Monday, February 6, 2012
All about Will - My Surprise Blessing
The fact is I was up to my ears in a rambunctious 7 month old named Sam and the thought of adding another baby to the chaos that was our life was overwhelming. But while I was struggling to make peace with the timing I celebrated the baby inside me. While my sleep deprived brain tried to catch up, my heart was already in love with this little life.
Will was due on my birthday -- March 8 -- but he didn't wait that long. Induced due to preeclampsia, Will made his appearance in this world on February 23 -- my mom's birthday. It really couldn't have been more perfect. And I don't think I can find the words to describe the mix of emotions -- bittersweet and all consuming -- that I felt when I held my sweet Will for the very first time. The grief and joy were so intermingled I couldn't tell one from the other.
But in that moment I knew something for sure. Will was not an unexpected blessing. Will was a very planned and intentional gift from my mom.
You see, I believe that God gave me Sam. He knew I needed Sam to get me through the first year without my mom.
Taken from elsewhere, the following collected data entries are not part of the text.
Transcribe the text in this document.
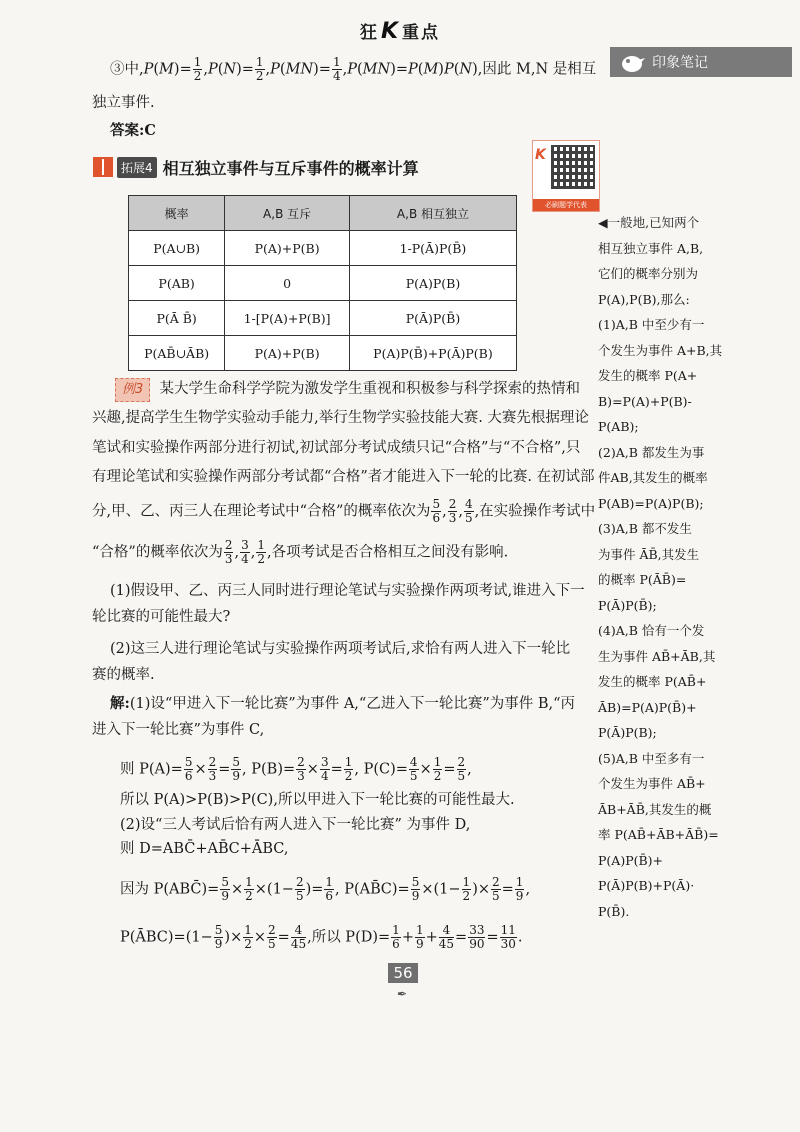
狂K 重点
③中$,P(M)= \frac{1}{2} ,P(N)= \frac{1}{2} ,P(MN)= \frac{1}{4} ,P(MN)=P(M)P(N)$,因此 M,N 是相互
独立事件.
答案:C
拓展4 相互独立事件与互斥事件的概率计算
K
必刷题学代表
概率	A,B 互斥	A,B 相互独立
P(A∪B)	P(A)+P(B)	1-P(Ā)P(B̄)
P(AB)	0	P(A)P(B)
P(Ā B̄)	1-[P(A)+P(B)]	P(Ā)P(B̄)
P(AB̄∪ĀB)	P(A)+P(B)	P(A)P(B̄)+P(Ā)P(B)
例3 某大学生命科学学院为激发学生重视和积极参与科学探索的热情和
兴趣,提高学生生物学实验动手能力,举行生物学实验技能大赛. 大赛先根据理论
笔试和实验操作两部分进行初试,初试部分考试成绩只记“合格”与“不合格”,只
有理论笔试和实验操作两部分考试都“合格”者才能进入下一轮的比赛. 在初试部
分,甲、乙、丙三人在理论考试中“合格”的概率依次为 $\frac{5}{6}$ , $\frac{2}{3}$ , $\frac{4}{5}$ ,在实验操作考试中
“合格”的概率依次为 $\frac{2}{3}$ , $\frac{3}{4}$ , $\frac{1}{2}$ ,各项考试是否合格相互之间没有影响.
(1)假设甲、乙、丙三人同时进行理论笔试与实验操作两项考试,谁进入下一
轮比赛的可能性最大?
(2)这三人进行理论笔试与实验操作两项考试后,求恰有两人进入下一轮比
赛的概率.
解:(1)设“甲进入下一轮比赛”为事件 A,“乙进入下一轮比赛”为事件 B,“丙
进入下一轮比赛”为事件 C,
则 $P(A)= \frac{5}{6} \times \frac{2}{3} = \frac{5}{9}$ , $P(B)= \frac{2}{3} \times \frac{3}{4} = \frac{1}{2}$ , $P(C)= \frac{4}{5} \times \frac{1}{2} = \frac{2}{5}$ ,
所以 P(A)>P(B)>P(C),所以甲进入下一轮比赛的可能性最大.
(2)设“三人考试后恰有两人进入下一轮比赛” 为事件 D,
则 D=ABC̄+AB̄C+ĀBC,
因为 P(ABC̄)= $\frac{5}{9} \times \frac{1}{2} \times(1- \frac{2}{5}$ )= $\frac{1}{6}$ , P(AB̄C)= $\frac{5}{9} \times(1- \frac{1}{2}$ )× $\frac{2}{5} = \frac{1}{9}$ ,
P(ĀBC)=(1− $\frac{5}{9}$ )× $\frac{1}{2} \times \frac{2}{5} = \frac{4}{45}$ ,所以 $P(D)= \frac{1}{6} + \frac{1}{9} + \frac{4}{45} = \frac{33}{90} = \frac{11}{30}$ .
印象笔记
◀一般地,已知两个
相互独立事件 A,B,
它们的概率分别为
P(A),P(B),那么:
(1)A,B 中至少有一
个发生为事件 A+B,其
发生的概率 P(A+
B)=P(A)+P(B)-
P(AB);
(2)A,B 都发生为事
件AB,其发生的概率
P(AB)=P(A)P(B);
(3)A,B 都不发生
为事件 ĀB̄,其发生
的概率 P(ĀB̄)=
P(Ā)P(B̄);
(4)A,B 恰有一个发
生为事件 AB̄+ĀB,其
发生的概率 P(AB̄+
ĀB)=P(A)P(B̄)+
P(Ā)P(B);
(5)A,B 中至多有一
个发生为事件 AB̄+
ĀB+ĀB̄,其发生的概
率 P(AB̄+ĀB+ĀB̄)=
P(A)P(B̄)+
P(Ā)P(B)+P(Ā)·
P(B̄).
56
✒
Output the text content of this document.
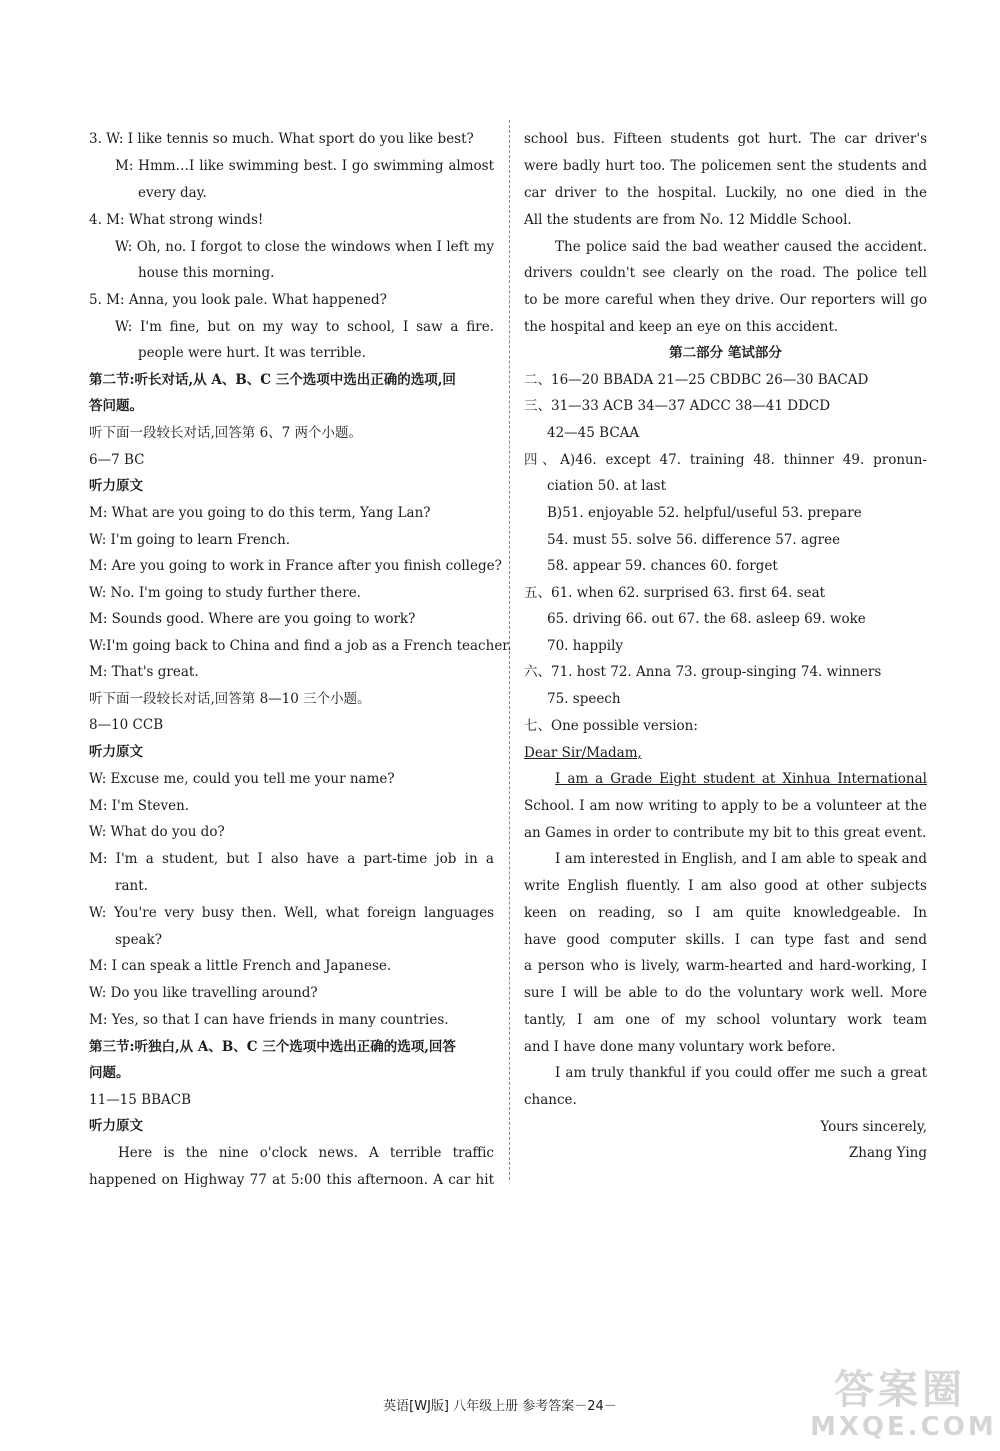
3. W: I like tennis so much. What sport do you like best?
M: Hmm…I like swimming best. I go swimming almost
every day.
4. M: What strong winds!
W: Oh, no. I forgot to close the windows when I left my
house this morning.
5. M: Anna, you look pale. What happened?
W: I'm fine, but on my way to school, I saw a fire.
people were hurt. It was terrible.
第二节:听长对话,从 A、B、C 三个选项中选出正确的选项,回
答问题。
听下面一段较长对话,回答第 6、7 两个小题。
6—7 BC
听力原文
M: What are you going to do this term, Yang Lan?
W: I'm going to learn French.
M: Are you going to work in France after you finish college?
W: No. I'm going to study further there.
M: Sounds good. Where are you going to work?
W:I'm going back to China and find a job as a French teacher.
M: That's great.
听下面一段较长对话,回答第 8—10 三个小题。
8—10 CCB
听力原文
W: Excuse me, could you tell me your name?
M: I'm Steven.
W: What do you do?
M: I'm a student, but I also have a part-time job in a
rant.
W: You're very busy then. Well, what foreign languages
speak?
M: I can speak a little French and Japanese.
W: Do you like travelling around?
M: Yes, so that I can have friends in many countries.
第三节:听独白,从 A、B、C 三个选项中选出正确的选项,回答
问题。
11—15 BBACB
听力原文
Here is the nine o'clock news. A terrible traffic
happened on Highway 77 at 5:00 this afternoon. A car hit
school bus. Fifteen students got hurt. The car driver's
were badly hurt too. The policemen sent the students and
car driver to the hospital. Luckily, no one died in the
All the students are from No. 12 Middle School.
The police said the bad weather caused the accident.
drivers couldn't see clearly on the road. The police tell
to be more careful when they drive. Our reporters will go
the hospital and keep an eye on this accident.
第二部分 笔试部分
二、16—20 BBADA 21—25 CBDBC 26—30 BACAD
三、31—33 ACB 34—37 ADCC 38—41 DDCD
42—45 BCAA
四、A)46. except 47. training 48. thinner 49. pronun-
ciation 50. at last
B)51. enjoyable 52. helpful/useful 53. prepare
54. must 55. solve 56. difference 57. agree
58. appear 59. chances 60. forget
五、61. when 62. surprised 63. first 64. seat
65. driving 66. out 67. the 68. asleep 69. woke
70. happily
六、71. host 72. Anna 73. group-singing 74. winners
75. speech
七、One possible version:
Dear Sir/Madam,
I am a Grade Eight student at Xinhua International
School. I am now writing to apply to be a volunteer at the
an Games in order to contribute my bit to this great event.
I am interested in English, and I am able to speak and
write English fluently. I am also good at other subjects
keen on reading, so I am quite knowledgeable. In
have good computer skills. I can type fast and send
a person who is lively, warm-hearted and hard-working, I
sure I will be able to do the voluntary work well. More
tantly, I am one of my school voluntary work team
and I have done many voluntary work before.
I am truly thankful if you could offer me such a great
chance.
Yours sincerely,
Zhang Ying
英语[WJ版] 八年级上册 参考答案－24－	答案圈
MXQE.COM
But Will was my mom's doing. Her answer to my desperate pleas. I wasn't seeing her in my dreams like others had reported. I would cry out questions to her that would go unanswered. Just as I was struggling to see her in the every day she sent me a sign that she was still with me. And every day since I look at that little boy who has so stolen my heart and I know, I just know deep down inside that she is with me.